Another colossal payout involved a high-profile case: the helicopter crash that killed basketball star Kobe Bryant, his daughter and seven others.

After the 2020 wreck, reporting from The Times revealed that several deputies and firefighters had shared graphic images of the crash scene and the remains of the victims. Then-Sheriff Alex Villanueva admitted that eight officers took or shared photos and that he ordered the images destroyed.

In September 2020, Vanessa Bryant and Chris Chester, whose wife and daughter died in the crash, filed suit. A jury ruled in favor of the plaintiffs, and last year the county agreed to pay nearly $20 million to the Chester family and $28.85 million to the Bryant family.

Villanueva, who was still in office at the start of the budget year and during some of the incidents that culminated in lawsuits, said the board and several oversight bodies were responsible for the rising costs of lawsuits due to their extensive campaign to improperly appoint deputies to demand. gangs had targeted the Sheriff’s Department.

Nearly every case filed now involving violence or detention involves an allegation of alternate gang conduct, despite no evidence to support it, Villanueva told The Times in an email on Tuesday. As a result, any increase in legal costs is caused by the reckless behavior of the Supervisory Board and its appointees.”

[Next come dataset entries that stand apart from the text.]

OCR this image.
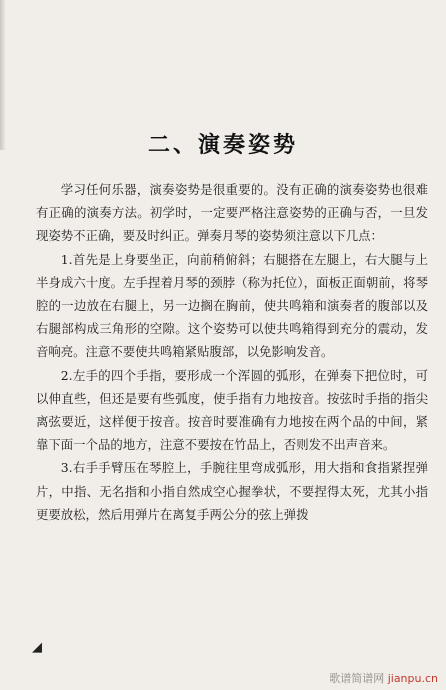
二、演奏姿势

学习任何乐器，演奏姿势是很重要的。没有正确的演奏姿势也很难有正确的演奏方法。初学时，一定要严格注意姿势的正确与否，一旦发现姿势不正确，要及时纠正。弹奏月琴的姿势须注意以下几点：

1.首先是上身要坐正，向前稍俯斜；右腿搭在左腿上，右大腿与上半身成六十度。左手捏着月琴的颈脖（称为托位），面板正面朝前，将琴腔的一边放在右腿上，另一边搁在胸前，使共鸣箱和演奏者的腹部以及右腿部构成三角形的空隙。这个姿势可以使共鸣箱得到充分的震动，发音响亮。注意不要使共鸣箱紧贴腹部，以免影响发音。

2.左手的四个手指，要形成一个浑圆的弧形，在弹奏下把位时，可以伸直些，但还是要有些弧度，使手指有力地按音。按弦时手指的指尖离弦要近，这样便于按音。按音时要准确有力地按在两个品的中间，紧靠下面一个品的地方，注意不要按在竹品上，否则发不出声音来。

3.右手手臂压在琴腔上，手腕往里弯成弧形，用大指和食指紧捏弹片，中指、无名指和小指自然成空心握拳状，不要捏得太死，尤其小指更要放松，然后用弹片在离复手两公分的弦上弹拨

◢
歌谱简谱网 jianpu.cn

Joanna Schwartz, a professor at the UCLA School of Law who studies police misconduct lawsuits, said the fact that the county has spent $150 million on lawsuits by the Sheriff’s Department raises questions about what analysis the county does after a settlement to to ensure that taxpayers’ money is not diverted in the same way. way next year.

What analysis have they done to assess which stations are more likely to be sued than others, or which types of allegations are more likely to be the subject of lawsuits? she said. That’s the analysis any private company would want to make when faced with $150 million in damages over the course of a year.

Departments must complete corrective action plans after major settlements to investigate whether there were policy errors that could cause a similar incident to occur again. But Schwartz said the plans she reviewed appear weak, too fixated on what went wrong in that specific incident rather than examining larger trends.

“I don’t think that analysis is happening in Los Angeles County to the extent that it should be happening,” she said.

A spokesperson for the Sheriff’s Department said the agency is trying to correct course after lawsuits.

While lawsuits are always a concern for the department, we are committed to improving our training, policies, practices and procedures to limit future lawsuits, the spokesperson said, adding that it is not unusual for the department to act for public safety reasons. sees more lawsuits than others. responsibilities

In November 2022, the Board of Supervisors approved more than $47 million in settlements in misconduct cases by sheriff’s deputies during a single meeting.

One came in the case of Andres Guardado, a teenager who was shot five times in the back by a sheriff’s deputy in 2020 after a brief foot chase in Gardena. His murder sparked protests and a lawsuit in which his parents alleged that sheriff’s deputies killed him in an attempt to join a deputy gang.

The lawsuit was settled for $8 million, but the district attorney’s office declined to prosecute any of the deputies involved. Instead, they were both sent to federal prison earlier that year for an unrelated incident, when they kidnapped a skateboarder and tried to frame him on a drug charge.

At least two of the other settlements approved at that same 2022 board meeting also resulted in hefty payouts, but there were no criminal charges against the deputies, a pattern criticized by activists and regulatory officials who say it allows problems like deputy gangs to continue to grow within the organization. the Department.

No one is convicted, said Helen Jones, a community organizer whose son, John Horton, died in solitary confinement at Mens Central Jail in 2009. If they start convicting these officers and holding them accountable, it will mean fewer lawsuits.

After seeing photos of her son’s corpse splattered with blood, she sued the county, saying she had settled for $2 million. She said there were never any criminal charges.